On January 1st teachers for DaDaABC taught their last classes. The online English teaching company has closed their doors and their website now says “technical maintenance”. Since the announcement made by the Chinese government in July 2021 many companies have been closing. SayABC, Landi, Whales English ABC360, GoGoKid (owned by TikTok parent company ByteDance) and Zebra English have now completely shutdown.
Other large English teaching companies, such as Magic Ears, appear to be closing this year after they honour all their contracts with students.
According to the new laws foreign teachers who live outside of China are no longer able to give classes to Chinese children. Some companies are trying to adapt to the new laws. VIPKid, the industry giant who at one point had more than 70,000 American and Canadian teachers, now appear to be shifting to teaching students from around the world in an attempt to hold on to some of their business. These “global” students would be able book teachers from any country unlike their Chinese counterparts. BlingABC is doing something similar as they have many students outside of China, mostly in Thailand and North America. Qkids and Palfish are other companies continuing with fewer students from outside of China.

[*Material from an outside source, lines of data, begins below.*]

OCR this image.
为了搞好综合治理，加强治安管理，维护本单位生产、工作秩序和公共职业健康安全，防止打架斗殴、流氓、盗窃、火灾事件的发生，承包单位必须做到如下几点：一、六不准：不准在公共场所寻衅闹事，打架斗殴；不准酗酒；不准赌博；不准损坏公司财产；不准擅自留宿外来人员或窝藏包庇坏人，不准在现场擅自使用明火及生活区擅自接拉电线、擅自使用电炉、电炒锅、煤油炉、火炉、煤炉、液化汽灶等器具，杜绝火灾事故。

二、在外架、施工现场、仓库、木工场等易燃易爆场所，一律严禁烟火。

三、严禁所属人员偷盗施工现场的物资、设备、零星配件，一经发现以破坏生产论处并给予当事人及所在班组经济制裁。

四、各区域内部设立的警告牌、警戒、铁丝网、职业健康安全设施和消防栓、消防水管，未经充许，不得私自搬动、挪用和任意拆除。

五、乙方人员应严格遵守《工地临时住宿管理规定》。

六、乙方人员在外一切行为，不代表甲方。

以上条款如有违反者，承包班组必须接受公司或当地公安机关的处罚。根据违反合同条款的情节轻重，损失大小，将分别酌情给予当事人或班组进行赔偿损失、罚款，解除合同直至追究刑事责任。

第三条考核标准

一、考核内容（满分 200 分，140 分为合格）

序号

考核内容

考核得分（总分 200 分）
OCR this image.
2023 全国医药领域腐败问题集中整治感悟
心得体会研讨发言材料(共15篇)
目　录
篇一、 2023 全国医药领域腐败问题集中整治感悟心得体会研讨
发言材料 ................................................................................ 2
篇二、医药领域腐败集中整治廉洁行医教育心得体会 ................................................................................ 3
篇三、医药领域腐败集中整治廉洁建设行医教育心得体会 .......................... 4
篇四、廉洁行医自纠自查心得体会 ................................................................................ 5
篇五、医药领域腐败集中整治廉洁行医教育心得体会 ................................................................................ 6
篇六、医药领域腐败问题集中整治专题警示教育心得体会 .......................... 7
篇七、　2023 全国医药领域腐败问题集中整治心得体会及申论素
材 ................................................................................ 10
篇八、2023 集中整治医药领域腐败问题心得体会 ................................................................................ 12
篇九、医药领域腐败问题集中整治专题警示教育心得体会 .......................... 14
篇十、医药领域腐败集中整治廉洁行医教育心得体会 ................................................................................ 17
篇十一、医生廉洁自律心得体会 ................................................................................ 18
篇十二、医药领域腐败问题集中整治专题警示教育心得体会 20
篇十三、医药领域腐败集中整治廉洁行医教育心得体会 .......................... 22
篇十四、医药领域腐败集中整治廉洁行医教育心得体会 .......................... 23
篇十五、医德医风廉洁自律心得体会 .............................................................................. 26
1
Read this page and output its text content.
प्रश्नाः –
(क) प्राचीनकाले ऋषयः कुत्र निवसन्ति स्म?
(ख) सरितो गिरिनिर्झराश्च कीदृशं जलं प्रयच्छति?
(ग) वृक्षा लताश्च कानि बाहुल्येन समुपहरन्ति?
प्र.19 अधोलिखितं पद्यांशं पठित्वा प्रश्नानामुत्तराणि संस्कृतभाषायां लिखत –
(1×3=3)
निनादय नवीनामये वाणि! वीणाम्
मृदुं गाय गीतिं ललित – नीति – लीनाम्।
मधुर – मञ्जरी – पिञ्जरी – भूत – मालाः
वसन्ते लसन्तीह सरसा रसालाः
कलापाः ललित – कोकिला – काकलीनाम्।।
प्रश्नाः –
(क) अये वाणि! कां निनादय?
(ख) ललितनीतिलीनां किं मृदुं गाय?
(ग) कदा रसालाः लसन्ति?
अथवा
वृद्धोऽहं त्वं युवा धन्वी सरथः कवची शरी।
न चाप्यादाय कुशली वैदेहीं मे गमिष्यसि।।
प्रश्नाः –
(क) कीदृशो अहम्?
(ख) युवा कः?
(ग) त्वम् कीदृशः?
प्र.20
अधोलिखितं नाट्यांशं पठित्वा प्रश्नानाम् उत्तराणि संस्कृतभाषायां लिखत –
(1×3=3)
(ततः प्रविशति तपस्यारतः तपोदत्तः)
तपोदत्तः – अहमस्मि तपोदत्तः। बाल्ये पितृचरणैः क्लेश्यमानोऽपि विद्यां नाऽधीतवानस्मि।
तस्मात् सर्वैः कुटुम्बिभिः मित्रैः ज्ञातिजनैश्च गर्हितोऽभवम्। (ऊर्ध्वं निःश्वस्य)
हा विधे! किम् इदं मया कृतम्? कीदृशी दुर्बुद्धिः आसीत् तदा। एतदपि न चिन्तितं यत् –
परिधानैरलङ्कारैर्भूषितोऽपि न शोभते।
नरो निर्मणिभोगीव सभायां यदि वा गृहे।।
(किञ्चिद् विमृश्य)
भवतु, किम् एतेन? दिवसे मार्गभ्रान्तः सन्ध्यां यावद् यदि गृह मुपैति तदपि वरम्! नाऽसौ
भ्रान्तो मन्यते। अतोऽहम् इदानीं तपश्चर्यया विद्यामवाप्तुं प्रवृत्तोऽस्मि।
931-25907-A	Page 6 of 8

If you are an English teacher living in China you are in luck, as the demand for online classes has increased. Some companies (Whales English) were encouraging English teachers to move to China just to teach online. Other teachers have run out of luck not only losing their job but there are reports of some companies (Landi and eHailuo/eHello) not even paying the final pay check for a month’s work.
These new regulations only affect companies teaching Chinese children. Adult students are still able to take English classes although there are fewer companies proving this service. Many European English teaching companies have not scaled back their operations in China. For now it appears that adults in China are only taking online business English classes provided by their employers
So, even after a terrible 2021 for online English teachers to Chinese students, it is highly unlikely that the market will recover in 2022. Losing such a huge market has sent ripples through the industry and the supply of online teachers (partly due to the pandemic) has increased dramatically. The market for teaching children online is saturated and from my point of view the only markets with increasing demand are the business English and exam preparation markets.